Victory is ours, victory is ours
through him who loved us.(3)
We may pray God’s will be done as we lift these words for the ones we love.
And when we are the one in the middle of the night in the garden, we ask others to pray with us when we find ourselves negotiating and begging God for something to be different. Consolation is the joint work of community as we walk together in pain and grief, suffering and bafflement. Consolation comes when we offer one another, not just cliché phrases, but tenderness and grace, encouragement and empathy, and extend our hands and homes practically. We know that grief will leave its mark, but so will love.
Marjorie Thompson, author of Soul Feast, uses the practice of imaging intercession. Relax, breathe deeply, and become aware of God’s presence around you. When we are in God’s presence, we are never alone. Think of someone in need of God’s healing of body, mind, soul, or relationship. Visualize the person in the light of God’s presence and healing. See them healed from that which limits them now. Ask that God’s fullness would be known in this person. Thank God for God’s healing and release the person to God.(4)
Many have chosen prayer partners for a season or longer. This is someone who you can regularly turn to ask for prayer for yourself and your needs as well as pray for the other as well. A little later in the service, we will join our voices to pray together for one another. It is our privilege to take the needs of others before God. It is our privilege to take the needs of our world and ourselves before God.
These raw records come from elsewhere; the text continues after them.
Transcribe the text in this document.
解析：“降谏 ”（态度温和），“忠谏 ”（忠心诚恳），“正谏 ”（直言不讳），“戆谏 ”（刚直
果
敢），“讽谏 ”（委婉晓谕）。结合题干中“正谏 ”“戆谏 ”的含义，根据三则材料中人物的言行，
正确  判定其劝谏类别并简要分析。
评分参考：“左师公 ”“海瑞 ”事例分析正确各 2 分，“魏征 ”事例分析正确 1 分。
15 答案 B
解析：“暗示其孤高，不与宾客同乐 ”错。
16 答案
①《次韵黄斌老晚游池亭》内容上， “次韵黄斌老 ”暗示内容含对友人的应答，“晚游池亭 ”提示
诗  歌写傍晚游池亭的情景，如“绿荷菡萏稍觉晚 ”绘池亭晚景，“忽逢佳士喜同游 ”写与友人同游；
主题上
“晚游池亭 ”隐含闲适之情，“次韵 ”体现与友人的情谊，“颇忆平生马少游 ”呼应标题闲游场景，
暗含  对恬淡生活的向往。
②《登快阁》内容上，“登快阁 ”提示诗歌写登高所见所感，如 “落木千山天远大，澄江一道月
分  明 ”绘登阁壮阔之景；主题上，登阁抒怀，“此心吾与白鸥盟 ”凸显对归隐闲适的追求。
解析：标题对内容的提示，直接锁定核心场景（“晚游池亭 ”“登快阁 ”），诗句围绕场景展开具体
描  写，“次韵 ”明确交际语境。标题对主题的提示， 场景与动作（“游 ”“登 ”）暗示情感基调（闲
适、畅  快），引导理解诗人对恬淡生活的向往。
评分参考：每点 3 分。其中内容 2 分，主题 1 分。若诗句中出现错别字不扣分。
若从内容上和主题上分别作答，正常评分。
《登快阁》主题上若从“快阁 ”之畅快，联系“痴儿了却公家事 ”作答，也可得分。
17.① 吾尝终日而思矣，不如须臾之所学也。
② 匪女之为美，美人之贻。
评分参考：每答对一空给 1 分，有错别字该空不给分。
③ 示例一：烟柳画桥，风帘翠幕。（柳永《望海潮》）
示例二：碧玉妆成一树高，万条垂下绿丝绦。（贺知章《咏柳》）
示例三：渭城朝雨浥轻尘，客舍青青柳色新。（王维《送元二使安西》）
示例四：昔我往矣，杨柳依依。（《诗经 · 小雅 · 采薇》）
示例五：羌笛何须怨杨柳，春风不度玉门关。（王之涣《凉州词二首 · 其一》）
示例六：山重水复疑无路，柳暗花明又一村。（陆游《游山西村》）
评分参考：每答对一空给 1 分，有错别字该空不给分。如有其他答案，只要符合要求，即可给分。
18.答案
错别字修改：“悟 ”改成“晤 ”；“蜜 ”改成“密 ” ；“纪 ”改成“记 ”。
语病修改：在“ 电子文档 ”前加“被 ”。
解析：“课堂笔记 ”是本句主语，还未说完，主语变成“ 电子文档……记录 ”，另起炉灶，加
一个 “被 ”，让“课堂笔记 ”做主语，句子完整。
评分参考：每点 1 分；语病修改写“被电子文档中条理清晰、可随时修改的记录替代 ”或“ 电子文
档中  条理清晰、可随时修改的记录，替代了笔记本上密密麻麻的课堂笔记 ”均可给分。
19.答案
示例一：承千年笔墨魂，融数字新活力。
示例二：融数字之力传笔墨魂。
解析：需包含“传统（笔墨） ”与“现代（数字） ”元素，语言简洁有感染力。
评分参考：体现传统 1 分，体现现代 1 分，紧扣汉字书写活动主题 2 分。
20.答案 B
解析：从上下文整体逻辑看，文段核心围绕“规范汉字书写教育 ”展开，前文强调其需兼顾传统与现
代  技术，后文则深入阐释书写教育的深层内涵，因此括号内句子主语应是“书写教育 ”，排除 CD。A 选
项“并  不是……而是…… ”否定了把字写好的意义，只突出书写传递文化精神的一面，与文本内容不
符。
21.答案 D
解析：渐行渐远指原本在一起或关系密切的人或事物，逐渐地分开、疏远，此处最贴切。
As the disciples were asked to pray with Jesus, we are still called to pray with Jesus. We are called to pray with our brothers and sisters who we love dearly and would do anything for. We are called to pray for our brothers and sisters from whom we are estranged. We are called to pray for our brothers and sisters here in this community as they battle cancer and care well for loved ones with Alzheimer’s, as they raise up children of God, and worry about grown children and their decisions.
We are called to pray for our brothers and sisters across the globe. We are called to pray with our brothers and sister in Syria as they seek just to live, feed their children, and do meaningful work in the midst of the war going around them. We are called to pray for our brothers and sisters in Egypt, at St George’s Church in Tanta and at Alexandria’s Saint Mark’s Cathedral. We are called to pray for our brothers and sisters all around the world where unrest triumphs over education and healthcare, meaningful work and growing families.
We join the disciples of years ago and around the world today who watch and pray, not just for Jesus of long ago in Jerusalem, but also all of the ways in which Jesus’ face is seen in the crushing needs of world today. We pray and keep vigil with the privilege of begin God’s children waiting the coming morn. Keeping vigil always means that morning, hope, and resurrection will come.
This is the gospel of our Lord Jesus Christ, thanks be to God, Amen.

(1) The Jewish Annotated New Testament, edited by Amy-Jill Levine, Matthew 26: 36.
(2) https://www.theatlantic.com/health/archive/2013/12/why-some-people-respond-to-stress-by-falling-asleep/282422/
(3) Desmond Tutu’s An African Prayer Book, 80.
(4) Soul Feast. Thompson, Marjorie. Westminster John Knox Press, 1995, 41-42.